Flash Sale - Inventory Under Pressure

Interview-Ready Approach

1) Clarify Scope and SLOs

• •Problem statement: Design a flash sale system where 1 M users compete for 10,000 items in 60 seconds.
• •Design for a peak load target around 80,000 RPS (including burst headroom).
• •Concurrent users at drop: ~1,000,000
• •Inventory: 10,000 items
• •Purchase window: ~60 seconds
• •Confirmation latency: < 3 seconds
• •Overselling tolerance: Zero

2) Capacity Planning Method

• •Convert traffic and growth constraints into request rate, storage growth, and concurrency budgets.
• •Keep at least 2-3x safety margin per tier (ingress, compute, storage, async workers).
• •Reserve explicit latency budgets per hop so p95 can be defended in review.

3) Architecture Decisions

• •Databases: Define a clear system-of-record and design read/write paths separately before adding optimizations.
• •Caching: Put cache on hot read paths first and pick cache-aside or write-through explicitly.
• •Rate Limiting: Enforce token/sliding-window limits at ingress and for sensitive internal APIs.
• •Message Queues: Move non-blocking and retry-heavy work to async consumers with explicit retry and DLQ policies.
• •Consistency: Classify operations by consistency requirement: strong for money/inventory, eventual for feeds/analytics.

4) Reliability and Failure Strategy

• •Use strong write constraints (transactions or conditional writes) and explicit backup/restore strategy.
• •Bound staleness with TTL + invalidation hooks for critical entities.
• •Return deterministic 429 behavior with clear retry headers.
• •Guarantee idempotent consumers and trace every message with correlation IDs.
• •Use idempotency keys and conflict-resolution rules on retried/distributed writes.

5) Validation Plan

• •Run one peak-load test, one dependency-degradation test, and one failover test.
• •Verify idempotency for all retried writes and async consumers.
• •Track user-facing SLOs first: p95 latency, error rate, and successful throughput.

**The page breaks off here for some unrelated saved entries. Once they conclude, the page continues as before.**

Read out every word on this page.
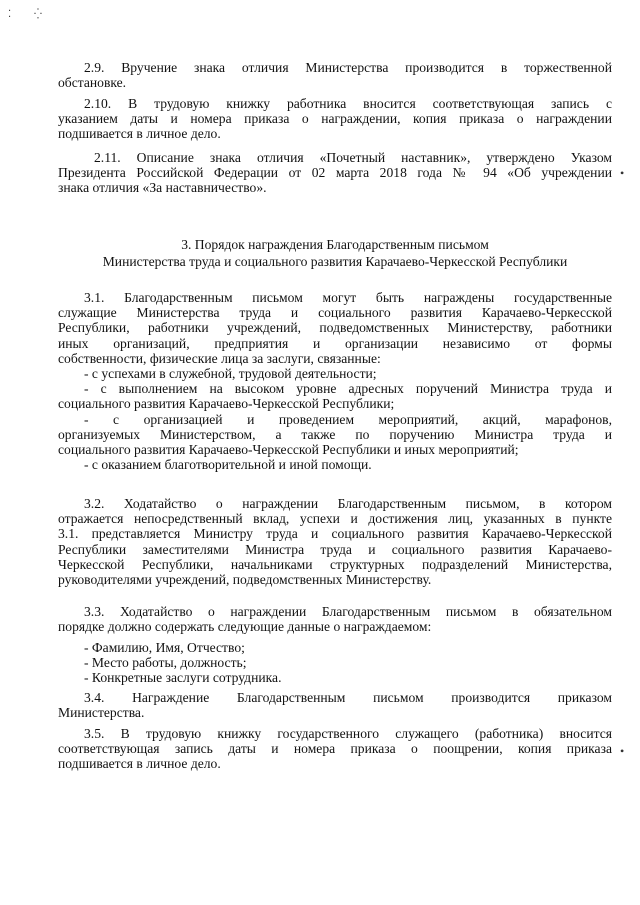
⁚ ⁛
2.9. Вручение знака отличия Министерства производится в торжественной
обстановке.
2.10. В трудовую книжку работника вносится соответствующая запись с
указанием даты и номера приказа о награждении, копия приказа о награждении
подшивается в личное дело.
2.11. Описание знака отличия «Почетный наставник», утверждено Указом
Президента Российской Федерации от 02 марта 2018 года № 94 «Об учреждении
знака отличия «За наставничество».
•
3. Порядок награждения Благодарственным письмом
Министерства труда и социального развития Карачаево-Черкесской Республики
3.1. Благодарственным письмом могут быть награждены государственные
служащие Министерства труда и социального развития Карачаево-Черкесской
Республики, работники учреждений, подведомственных Министерству, работники
иных организаций, предприятия и организации независимо от формы
собственности, физические лица за заслуги, связанные:
- с успехами в служебной, трудовой деятельности;
- с выполнением на высоком уровне адресных поручений Министра труда и
социального развития Карачаево-Черкесской Республики;
- с организацией и проведением мероприятий, акций, марафонов,
организуемых Министерством, а также по поручению Министра труда и
социального развития Карачаево-Черкесской Республики и иных мероприятий;
- с оказанием благотворительной и иной помощи.
3.2. Ходатайство о награждении Благодарственным письмом, в котором
отражается непосредственный вклад, успехи и достижения лиц, указанных в пункте
3.1. представляется Министру труда и социального развития Карачаево-Черкесской
Республики заместителями Министра труда и социального развития Карачаево-
Черкесской Республики, начальниками структурных подразделений Министерства,
руководителями учреждений, подведомственных Министерству.
3.3. Ходатайство о награждении Благодарственным письмом в обязательном
порядке должно содержать следующие данные о награждаемом:
- Фамилию, Имя, Отчество;
- Место работы, должность;
- Конкретные заслуги сотрудника.
3.4. Награждение Благодарственным письмом производится приказом
Министерства.
3.5. В трудовую книжку государственного служащего (работника) вносится
соответствующая запись даты и номера приказа о поощрении, копия приказа
подшивается в личное дело.
•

6) Trade-offs to Call Out in Interviews

• •Databases: SQL gives stronger transactional guarantees; NoSQL often gives better write scaling and flexibility.
• •Caching: Higher hit rate cuts latency/cost, but stale data and invalidation bugs become primary risks.
• •Rate Limiting: Aggressive limits protect the system but can hurt legitimate burst traffic.
• •Message Queues: Async pipelines absorb spikes well, but increase eventual-consistency complexity.
• •Consistency: Stronger consistency improves correctness, but often increases latency and coordination costs.

Practical Notes

• •Pre-decrement inventory in Redis (atomic DECR) to avoid database contention, then async-persist to DB.
• •A virtual queue with rate limiting can spread the thundering herd over a few seconds.
• •Isolate the flash-sale service from the main e-commerce platform (bulkhead pattern).

Why This Solution Works

Request path: The solution keeps ingress, service logic, and stateful dependencies separated so each layer can scale independently.

Reference flow: Web Clients -> Load Balancer -> API Gateway -> Rate Limiter -> API Service -> Primary SQL DB -> Read Model DB -> Redis Cache

Design strengths

• •Cache sits on the read path to absorb repeated queries and keep DB pressure stable.
• •Async queue/event bus isolates bursty workloads and supports retries without blocking synchronous requests.
• •Security controls are enforced at ingress to protect downstream capacity.

Interview defense

• •This design makes bottlenecks explicit (ingress, core compute, persistence, async workers).
• •It supports progressive scaling without re-architecting the core request path.
• •It keeps correctness-sensitive state changes in durable systems while offloading background work asynchronously.